Текст книги "Звездоплаватели-трилогия(изд. 1960)"
Автор книги: Георгий Мартынов
Жанр:
Научная фантастика
сообщить о нарушении
Текущая страница: 5 (всего у книги 45 страниц) [доступный отрывок для чтения: 17 страниц]
Мы все четверо невольно вскрикнули от восторга, но изумительная по красоте картина исчезла так же быстро, как и появилась. Корабль снова влетел в облако. Опять за стёклами окон заклубился туман. Мы стали опускаться вниз.
Горы остались далеко позади. Под нами снова был океан.
Корабль пролетел расстояние почти в восемь тысяч километров, когда мы заметили, что становится всё темнее и темнее. Очевидно, кончалась та половина Венеры, на которой был день, и мы летели в область ночи.
Камов обратился к обоим астрономам.
– Как обстоит дело с вашей программой? – спросил он.
– Выполнена.
– Пробы воздуха?
– Взяли четыре.
Действительно, мы увозили с собой воздух Венеры. В стенки корабля были вмонтированы небольшие герметически закрытые ящики, сделанные из платины. Ещё на Земле в них был создан полный вакуум. С помощью электрического тока можно было открыть маленькое отверстие и снова закрыть его. Четыре из этих ящичков были наполнены воздухом Венеры. На Земле этот воздух будет подвергнут анализу.
– Как у вас, Борис Николаевич? – спросил Камов.
– Сделано около трёхсот снимков, не считая киноплёнки.
Минуты две Камой молчал. Потом дрогнувшим голосом негромко произнёс:
– Корабль оставляет Венеру!
Как быстро пролетели эти незабываемые часы! Я бросил последний взгляд на покидаемую планету.
Ты сурова, прекрасная сестра Земли. Твои грозы страшны! Но жизнь появилась!..
Пройдут тысячелетия, пройдут, быть может, миллионы лет, и всепобеждающая сила этой жизни наполнит твои леса, воды и воздух неведомыми сейчас существами.
Сквозь долгие века медленный путь эволюции приведёт к появлению могучего разума. В какой форме проявятся он?..
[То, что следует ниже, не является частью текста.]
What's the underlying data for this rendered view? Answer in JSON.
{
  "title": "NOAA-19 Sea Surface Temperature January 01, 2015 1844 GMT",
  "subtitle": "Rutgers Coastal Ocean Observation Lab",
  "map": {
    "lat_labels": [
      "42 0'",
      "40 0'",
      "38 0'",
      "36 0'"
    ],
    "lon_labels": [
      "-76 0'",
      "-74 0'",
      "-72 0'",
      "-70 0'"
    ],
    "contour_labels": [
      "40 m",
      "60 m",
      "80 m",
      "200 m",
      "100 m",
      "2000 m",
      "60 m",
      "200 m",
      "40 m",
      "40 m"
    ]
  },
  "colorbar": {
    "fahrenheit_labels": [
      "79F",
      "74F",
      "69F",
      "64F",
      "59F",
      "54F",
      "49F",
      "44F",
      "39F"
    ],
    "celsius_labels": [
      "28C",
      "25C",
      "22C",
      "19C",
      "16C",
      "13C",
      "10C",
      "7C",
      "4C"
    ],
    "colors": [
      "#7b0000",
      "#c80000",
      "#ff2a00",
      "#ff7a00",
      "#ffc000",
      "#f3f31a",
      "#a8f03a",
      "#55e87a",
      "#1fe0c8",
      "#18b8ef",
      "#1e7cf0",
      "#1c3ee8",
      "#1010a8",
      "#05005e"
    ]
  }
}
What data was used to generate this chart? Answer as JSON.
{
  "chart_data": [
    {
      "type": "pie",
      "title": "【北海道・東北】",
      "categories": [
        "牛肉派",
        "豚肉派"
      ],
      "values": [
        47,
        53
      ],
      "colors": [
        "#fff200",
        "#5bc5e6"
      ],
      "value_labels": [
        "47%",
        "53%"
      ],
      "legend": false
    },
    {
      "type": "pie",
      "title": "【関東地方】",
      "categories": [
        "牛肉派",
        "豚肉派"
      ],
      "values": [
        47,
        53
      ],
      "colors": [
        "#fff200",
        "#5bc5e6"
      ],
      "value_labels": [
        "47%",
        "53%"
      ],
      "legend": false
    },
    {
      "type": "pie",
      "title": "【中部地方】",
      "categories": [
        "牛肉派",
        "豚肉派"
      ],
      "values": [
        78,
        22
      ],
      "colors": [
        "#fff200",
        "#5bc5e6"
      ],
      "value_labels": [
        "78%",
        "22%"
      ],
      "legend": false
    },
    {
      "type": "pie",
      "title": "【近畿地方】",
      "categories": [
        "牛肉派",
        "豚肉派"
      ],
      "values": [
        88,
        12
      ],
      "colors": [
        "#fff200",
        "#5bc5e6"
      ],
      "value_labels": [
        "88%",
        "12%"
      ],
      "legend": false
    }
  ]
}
И тогда под горячими лучами твоего Солнца начнётся твоя история.
Я хочу верить, что она будет менее мучительна, менее кровава, чем на твоей далёкой сестре.
Если когда-нибудь на тебе появится существо, подобное человеку, я от всего сердца желаю ему жить счастливо на его прекрасной родине!
Человек Земли посетил тебя и не раз посетит в будущем. Как старший брат, он поможет твоим детям добиться счастья.
Прощай, Венера!..
Камов остановил работающий двигатель и включил другие.
Мощный гул раздался за кормой. Убрав крылья, космический корабль с нарастающей скоростью устремился вверх.
ВСТРЕЧА
8 ноября 19… года.
Почти два месяца я не касался своего дневника. За это время не случилось ничего, достойного особого внимания. Жизнь на корабле шла спокойным, размеренным темпом.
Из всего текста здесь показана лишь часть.